The European Central Bank (ECB) has released its intentions to form a crypto regulatory framework that aims to make how banks offer crypto assets more consistent.
There is currently no harmonised regulatory framework governing crypto-asset activities and services in the EU, but the ECB said this will change with the finalisation of several regulatory initiatives at European and international level.
Within the EU, the Council presidency and European Parliament recently reached a provisional agreement on the markets in crypto-assets (MiCA) proposal, which will bring crypto-assets under a regulatory framework.
The ECB said that internationally, the Basel Committee on Banking Supervision is monitoring banks’ exposures to crypto-assets and will issue its detailed rules on the prudential treatment of such exposures in due course.
However in the meantime, the ECB acknowledged that national frameworks governing crypto-assets diverge quite extensively.
The bank said the framework will highlight the most relevant points of the Capital Requirements Directive (CRD) criteria when assessing licensing requests covering crypto-asset activities and services.
The bank said it will pay particular attention to business models, internal governance, and fit and proper assessments.
In a statement, the bank said, “Licensing of credit institutions is essential for the public regulation and supervision of the European financial system.
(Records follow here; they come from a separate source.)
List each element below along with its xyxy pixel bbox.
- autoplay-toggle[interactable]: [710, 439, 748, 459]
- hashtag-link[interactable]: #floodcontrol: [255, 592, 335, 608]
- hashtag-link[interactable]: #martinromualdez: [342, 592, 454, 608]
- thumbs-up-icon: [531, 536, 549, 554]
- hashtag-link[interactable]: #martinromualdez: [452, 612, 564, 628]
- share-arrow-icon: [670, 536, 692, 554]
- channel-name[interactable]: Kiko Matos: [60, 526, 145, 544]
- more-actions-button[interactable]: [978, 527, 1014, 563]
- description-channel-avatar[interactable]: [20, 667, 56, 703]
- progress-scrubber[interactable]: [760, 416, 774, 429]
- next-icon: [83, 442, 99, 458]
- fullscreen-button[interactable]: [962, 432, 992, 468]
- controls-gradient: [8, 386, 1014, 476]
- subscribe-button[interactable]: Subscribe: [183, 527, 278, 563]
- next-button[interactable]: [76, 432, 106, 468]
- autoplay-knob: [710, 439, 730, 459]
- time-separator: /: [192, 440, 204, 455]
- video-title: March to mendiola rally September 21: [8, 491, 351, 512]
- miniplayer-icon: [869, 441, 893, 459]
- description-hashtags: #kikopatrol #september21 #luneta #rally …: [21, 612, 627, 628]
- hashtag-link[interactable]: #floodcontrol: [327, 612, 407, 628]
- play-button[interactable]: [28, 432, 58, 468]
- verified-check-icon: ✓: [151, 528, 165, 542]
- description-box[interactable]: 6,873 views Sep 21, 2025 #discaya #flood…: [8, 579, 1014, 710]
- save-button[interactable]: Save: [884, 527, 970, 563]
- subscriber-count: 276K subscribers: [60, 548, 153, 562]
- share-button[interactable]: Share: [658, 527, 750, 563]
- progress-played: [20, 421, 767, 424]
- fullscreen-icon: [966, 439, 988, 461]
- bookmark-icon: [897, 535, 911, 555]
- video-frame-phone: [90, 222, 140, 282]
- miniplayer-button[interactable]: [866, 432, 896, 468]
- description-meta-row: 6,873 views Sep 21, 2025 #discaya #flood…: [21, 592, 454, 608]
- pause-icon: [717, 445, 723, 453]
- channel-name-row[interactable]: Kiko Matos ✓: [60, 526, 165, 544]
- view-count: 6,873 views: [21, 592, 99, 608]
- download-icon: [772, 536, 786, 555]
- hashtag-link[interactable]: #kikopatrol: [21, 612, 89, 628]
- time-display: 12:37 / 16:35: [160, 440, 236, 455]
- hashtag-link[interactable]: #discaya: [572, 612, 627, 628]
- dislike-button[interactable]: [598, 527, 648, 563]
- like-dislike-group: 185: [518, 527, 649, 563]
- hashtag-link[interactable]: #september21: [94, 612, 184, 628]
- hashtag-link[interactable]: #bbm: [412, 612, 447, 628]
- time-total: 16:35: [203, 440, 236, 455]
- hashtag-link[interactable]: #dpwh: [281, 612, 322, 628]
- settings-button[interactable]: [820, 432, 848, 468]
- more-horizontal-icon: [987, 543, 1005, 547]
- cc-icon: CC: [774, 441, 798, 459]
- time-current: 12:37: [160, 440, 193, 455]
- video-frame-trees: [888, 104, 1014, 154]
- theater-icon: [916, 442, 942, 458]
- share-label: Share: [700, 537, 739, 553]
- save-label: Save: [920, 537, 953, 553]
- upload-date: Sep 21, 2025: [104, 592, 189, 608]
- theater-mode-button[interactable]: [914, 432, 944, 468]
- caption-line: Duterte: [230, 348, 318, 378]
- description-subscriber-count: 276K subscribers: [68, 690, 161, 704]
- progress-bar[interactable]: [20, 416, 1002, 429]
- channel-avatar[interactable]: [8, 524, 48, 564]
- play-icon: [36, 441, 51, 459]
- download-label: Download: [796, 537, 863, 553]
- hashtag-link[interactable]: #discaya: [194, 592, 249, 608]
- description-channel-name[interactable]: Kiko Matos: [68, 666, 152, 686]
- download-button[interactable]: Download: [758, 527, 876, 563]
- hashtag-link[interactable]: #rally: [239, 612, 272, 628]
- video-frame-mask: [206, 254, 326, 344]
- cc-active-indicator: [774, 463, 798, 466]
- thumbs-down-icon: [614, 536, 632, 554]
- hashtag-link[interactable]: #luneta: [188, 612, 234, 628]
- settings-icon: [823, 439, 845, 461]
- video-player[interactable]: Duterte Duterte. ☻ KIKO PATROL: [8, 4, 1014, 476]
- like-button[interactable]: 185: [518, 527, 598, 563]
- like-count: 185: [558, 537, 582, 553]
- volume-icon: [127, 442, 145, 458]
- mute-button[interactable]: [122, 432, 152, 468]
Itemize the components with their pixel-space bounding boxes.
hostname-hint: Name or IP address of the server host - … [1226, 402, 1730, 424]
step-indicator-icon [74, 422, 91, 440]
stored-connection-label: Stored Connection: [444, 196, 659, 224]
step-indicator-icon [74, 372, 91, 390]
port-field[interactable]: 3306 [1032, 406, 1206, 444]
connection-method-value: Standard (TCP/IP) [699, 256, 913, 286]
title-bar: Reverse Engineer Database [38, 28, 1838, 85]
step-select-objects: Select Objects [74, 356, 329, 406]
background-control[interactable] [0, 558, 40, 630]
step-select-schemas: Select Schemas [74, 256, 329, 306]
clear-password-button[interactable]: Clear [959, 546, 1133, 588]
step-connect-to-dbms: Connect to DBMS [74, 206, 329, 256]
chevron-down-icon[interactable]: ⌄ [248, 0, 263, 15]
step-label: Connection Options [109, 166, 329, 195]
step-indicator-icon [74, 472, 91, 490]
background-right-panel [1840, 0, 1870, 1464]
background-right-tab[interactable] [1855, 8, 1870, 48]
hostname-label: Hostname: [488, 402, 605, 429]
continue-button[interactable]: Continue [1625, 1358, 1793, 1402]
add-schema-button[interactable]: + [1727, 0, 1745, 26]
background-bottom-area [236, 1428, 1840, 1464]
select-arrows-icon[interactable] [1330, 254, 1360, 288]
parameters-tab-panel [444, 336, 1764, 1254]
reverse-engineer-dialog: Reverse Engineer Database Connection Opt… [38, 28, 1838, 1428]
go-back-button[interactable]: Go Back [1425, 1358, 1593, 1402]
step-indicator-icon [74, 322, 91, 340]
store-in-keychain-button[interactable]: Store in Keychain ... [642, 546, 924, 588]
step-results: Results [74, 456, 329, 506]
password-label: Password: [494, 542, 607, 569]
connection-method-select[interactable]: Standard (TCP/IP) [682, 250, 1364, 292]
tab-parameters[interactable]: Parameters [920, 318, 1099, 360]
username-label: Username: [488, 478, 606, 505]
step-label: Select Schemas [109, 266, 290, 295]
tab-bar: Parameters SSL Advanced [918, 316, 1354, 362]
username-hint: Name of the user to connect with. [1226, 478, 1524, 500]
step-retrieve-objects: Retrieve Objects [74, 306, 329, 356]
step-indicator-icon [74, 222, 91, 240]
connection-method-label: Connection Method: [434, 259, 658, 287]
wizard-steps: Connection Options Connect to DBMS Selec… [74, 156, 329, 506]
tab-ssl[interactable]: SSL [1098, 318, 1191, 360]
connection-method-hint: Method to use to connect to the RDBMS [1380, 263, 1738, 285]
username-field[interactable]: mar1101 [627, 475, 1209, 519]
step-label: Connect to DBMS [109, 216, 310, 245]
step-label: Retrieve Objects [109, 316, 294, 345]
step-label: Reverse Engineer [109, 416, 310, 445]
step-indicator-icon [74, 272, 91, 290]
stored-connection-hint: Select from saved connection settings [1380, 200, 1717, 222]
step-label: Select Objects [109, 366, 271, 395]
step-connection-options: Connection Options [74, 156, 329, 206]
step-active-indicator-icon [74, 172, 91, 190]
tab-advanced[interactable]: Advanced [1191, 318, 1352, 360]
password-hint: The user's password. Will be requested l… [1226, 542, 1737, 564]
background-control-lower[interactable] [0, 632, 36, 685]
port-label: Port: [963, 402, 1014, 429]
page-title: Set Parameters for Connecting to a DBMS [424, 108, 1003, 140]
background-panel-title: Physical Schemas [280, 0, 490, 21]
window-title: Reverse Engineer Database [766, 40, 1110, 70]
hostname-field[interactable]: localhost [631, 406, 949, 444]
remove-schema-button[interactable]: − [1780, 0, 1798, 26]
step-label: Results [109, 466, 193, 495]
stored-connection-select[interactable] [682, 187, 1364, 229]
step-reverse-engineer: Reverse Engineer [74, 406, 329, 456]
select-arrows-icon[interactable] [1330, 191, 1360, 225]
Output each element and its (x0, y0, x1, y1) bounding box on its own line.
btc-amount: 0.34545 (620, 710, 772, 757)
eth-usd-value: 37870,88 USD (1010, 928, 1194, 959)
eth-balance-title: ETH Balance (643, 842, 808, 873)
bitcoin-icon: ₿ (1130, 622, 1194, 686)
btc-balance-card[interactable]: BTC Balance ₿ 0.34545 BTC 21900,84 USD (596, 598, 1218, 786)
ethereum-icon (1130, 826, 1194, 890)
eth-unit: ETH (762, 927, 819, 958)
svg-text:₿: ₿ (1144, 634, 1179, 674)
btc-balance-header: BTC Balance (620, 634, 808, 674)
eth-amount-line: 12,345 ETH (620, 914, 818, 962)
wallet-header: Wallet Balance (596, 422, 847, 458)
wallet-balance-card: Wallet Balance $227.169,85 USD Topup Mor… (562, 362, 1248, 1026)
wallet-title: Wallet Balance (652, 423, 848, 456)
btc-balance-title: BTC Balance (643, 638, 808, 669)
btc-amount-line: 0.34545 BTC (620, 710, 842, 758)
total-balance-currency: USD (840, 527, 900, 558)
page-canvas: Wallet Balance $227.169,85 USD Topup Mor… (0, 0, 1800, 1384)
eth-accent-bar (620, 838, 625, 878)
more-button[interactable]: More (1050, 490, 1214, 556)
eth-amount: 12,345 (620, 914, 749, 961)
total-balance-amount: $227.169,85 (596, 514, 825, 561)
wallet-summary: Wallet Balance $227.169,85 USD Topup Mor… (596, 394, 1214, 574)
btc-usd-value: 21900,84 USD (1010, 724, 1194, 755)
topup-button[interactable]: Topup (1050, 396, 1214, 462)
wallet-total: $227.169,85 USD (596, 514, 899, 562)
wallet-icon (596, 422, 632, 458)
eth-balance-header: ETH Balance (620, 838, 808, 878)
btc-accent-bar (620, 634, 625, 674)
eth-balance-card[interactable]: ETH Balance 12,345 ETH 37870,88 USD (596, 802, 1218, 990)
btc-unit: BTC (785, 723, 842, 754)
Indeed, confidence in the financial system depends upon public awareness that only licensed institutions are operating within it.”
The bank added, “At the same time, licensing should not stifle competition, financial innovation or technological progress. Crypto-asset markets are developing apace, with banks considering whether to get involved, and it is the role of the European Central Bank – as the authority in charge of banking authorisations in European banking supervision – to ensure they do so safely and soundly, while respecting the above principles.”
Earlier this year, reports revealed that the ECB was expected to issue a warning to Eurozone countries around the need to harmonise cryptocurrency regulation, the Financial Times has reported.